O si quiere lo podemos estudiar desde otro punto de vista. Imagino
-prosiguió sin darme tiempo a meter baza- que estará de acuerdo
conmigo en que tantos siglos de religión católica, en este bendito
país, no han servido para nada, pues aquí quien no roba es porque
no puede. El evangelio en esta tierra tan fervientemente católica no
es No robarás, sino
quien roba a un ladrón tiene cien años de perdón, o
Dios me meta donde haya que yo ya me tomaré.
-Creo
-dije un tanto molesto- que toda generalización es injusta. No todo
el mundo es así.
-Porque no ha podido. Dígame usted
una instancia, un órgano, algo que en este país no esté salpicado
o lleno de corrupción. Mire, señor mío, -comenzó a explicarme- en
una época de mi vida trabajé en un instituto religioso.

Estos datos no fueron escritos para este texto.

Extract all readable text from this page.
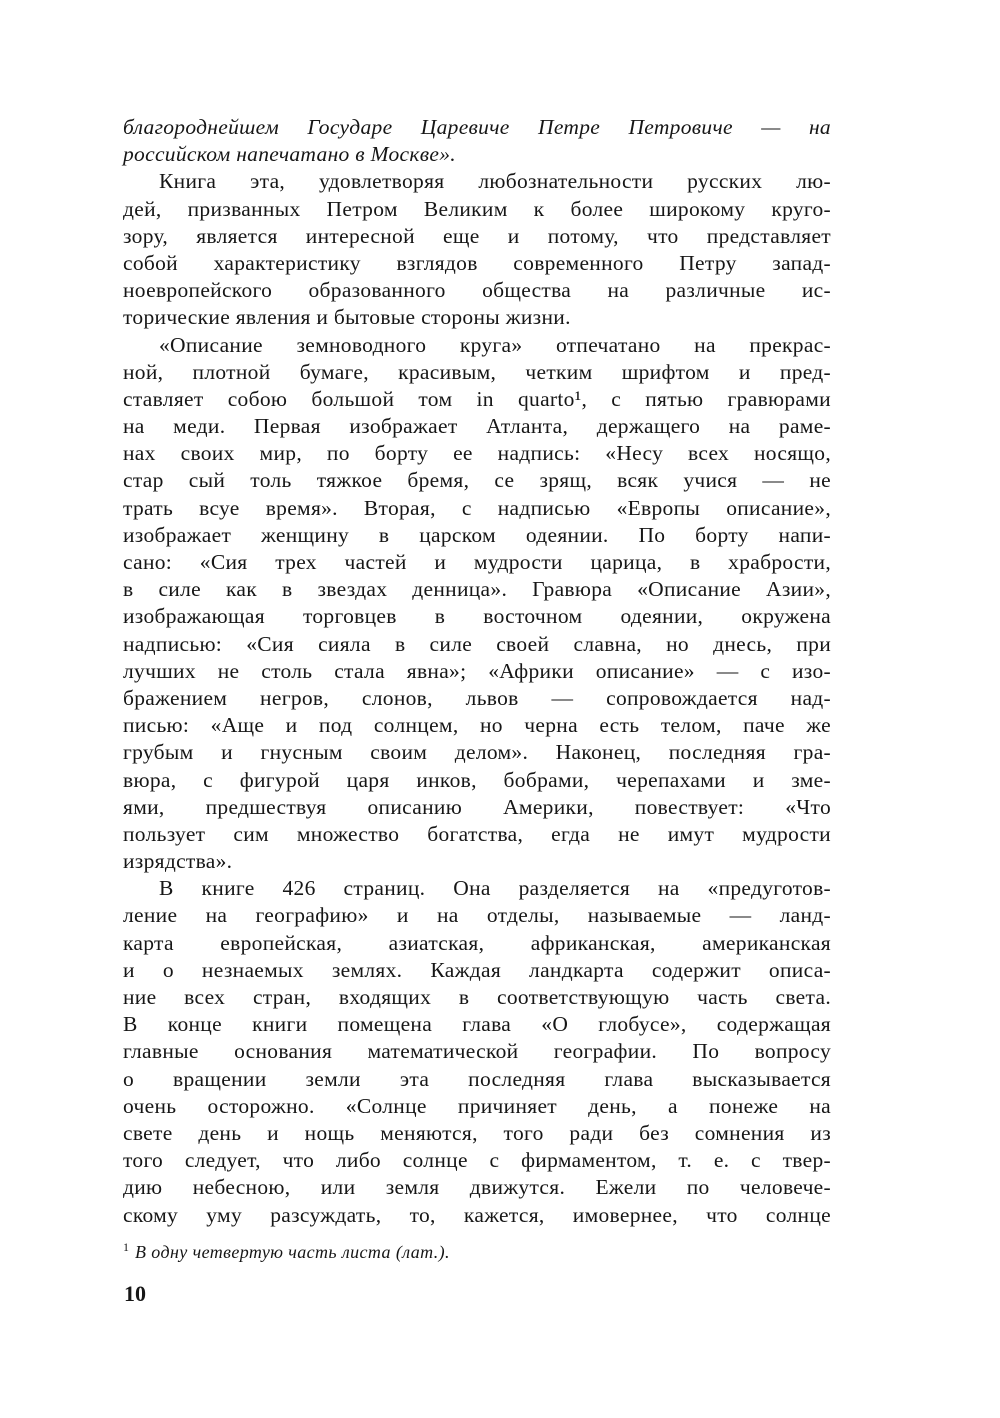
благороднейшем Государе Царевиче Петре Петровиче — на
российском напечатано в Москве».
Книга эта, удовлетворяя любознательности русских лю-
дей, призванных Петром Великим к более широкому круго-
зору, является интересной еще и потому, что представляет
собой характеристику взглядов современного Петру запад-
ноевропейского образованного общества на различные ис-
торические явления и бытовые стороны жизни.
«Описание земноводного круга» отпечатано на прекрас-
ной, плотной бумаге, красивым, четким шрифтом и пред-
ставляет собою большой том in quarto¹, с пятью гравюрами
на меди. Первая изображает Атланта, держащего на раме-
нах своих мир, по борту ее надпись: «Несу всех носящо,
стар сый толь тяжкое бремя, се зрящ, всяк учися — не
трать всуе время». Вторая, с надписью «Европы описание»,
изображает женщину в царском одеянии. По борту напи-
сано: «Сия трех частей и мудрости царица, в храбрости,
в силе как в звездах денница». Гравюра «Описание Азии»,
изображающая торговцев в восточном одеянии, окружена
надписью: «Сия сияла в силе своей славна, но днесь, при
лучших не столь стала явна»; «Африки описание» — с изо-
бражением негров, слонов, львов — сопровождается над-
писью: «Аще и под солнцем, но черна есть телом, паче же
грубым и гнусным своим делом». Наконец, последняя гра-
вюра, с фигурой царя инков, бобрами, черепахами и зме-
ями, предшествуя описанию Америки, повествует: «Что
пользует сим множество богатства, егда не имут мудрости
изрядства».
В книге 426 страниц. Она разделяется на «предуготов-
ление на географию» и на отделы, называемые — ланд-
карта европейская, азиатская, африканская, американская
и о незнаемых землях. Каждая ландкарта содержит описа-
ние всех стран, входящих в соответствующую часть света.
В конце книги помещена глава «О глобусе», содержащая
главные основания математической географии. По вопросу
о вращении земли эта последняя глава высказывается
очень осторожно. «Солнце причиняет день, а понеже на
свете день и нощь меняются, того ради без сомнения из
того следует, что либо солнце с фирмаментом, т. е. с твер-
дию небесною, или земля движутся. Ежели по человече-
скому уму разсуждать, то, кажется, имовернее, что солнце
$^1$ В одну четвертую часть листа (лат.).
10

No se lo
puede ni imaginar: allí había en nómina almas que ya hacía años
gozaban de la compañía del Señor, o que estaban en tierras oscuras
haciendo el bien sin mirar a quien; y pobre de aquel que no creyera
que el prior era divino porque se quedaba sin pan y sin vino. Y eso
sí: los niños tenían que rezar todos los días... ¿Y qué hace la
justicia? -me preguntó cambiando de tono-. Lo de siempre: cebarse
con el pobre desgraciado y ser benevolente con el poderoso. Ya sabe:
hay instancias intocables. Y eso que estas ya no gozan de la
protección de la Santa Inquisición.
-Sí, en eso tiene razón.
-¡Claro que la tengo! Este es el
país de la alegría. Aquí nunca pasa nada. Y para remate tenemos a
los políticos legislando no para ser justos y equitativos sino para
evitarse dolores de cabeza y seguir en el poder: a fin de que la
gente no esté triste, se prohíben los duelos, las plañideras y los
entierros públicos. No existe la muerte, todo es sol y alegría. ¡Y
viva la Pepa! Y si no quiere que tenga la culpa Felipe II, que lo
podemos absolver, la tenemos nosotros, que todavía es peor.
-Tiene usted toda la razón del
mundo; pero, mire, por lo menos nieva.
-Algo es algo. Pero, criatura,
también se conforma usted con poco.
-¿Y qué le vamos a hacer? Déjeme
usted que disfrute de la nieve aunque sea durante un par de minutos.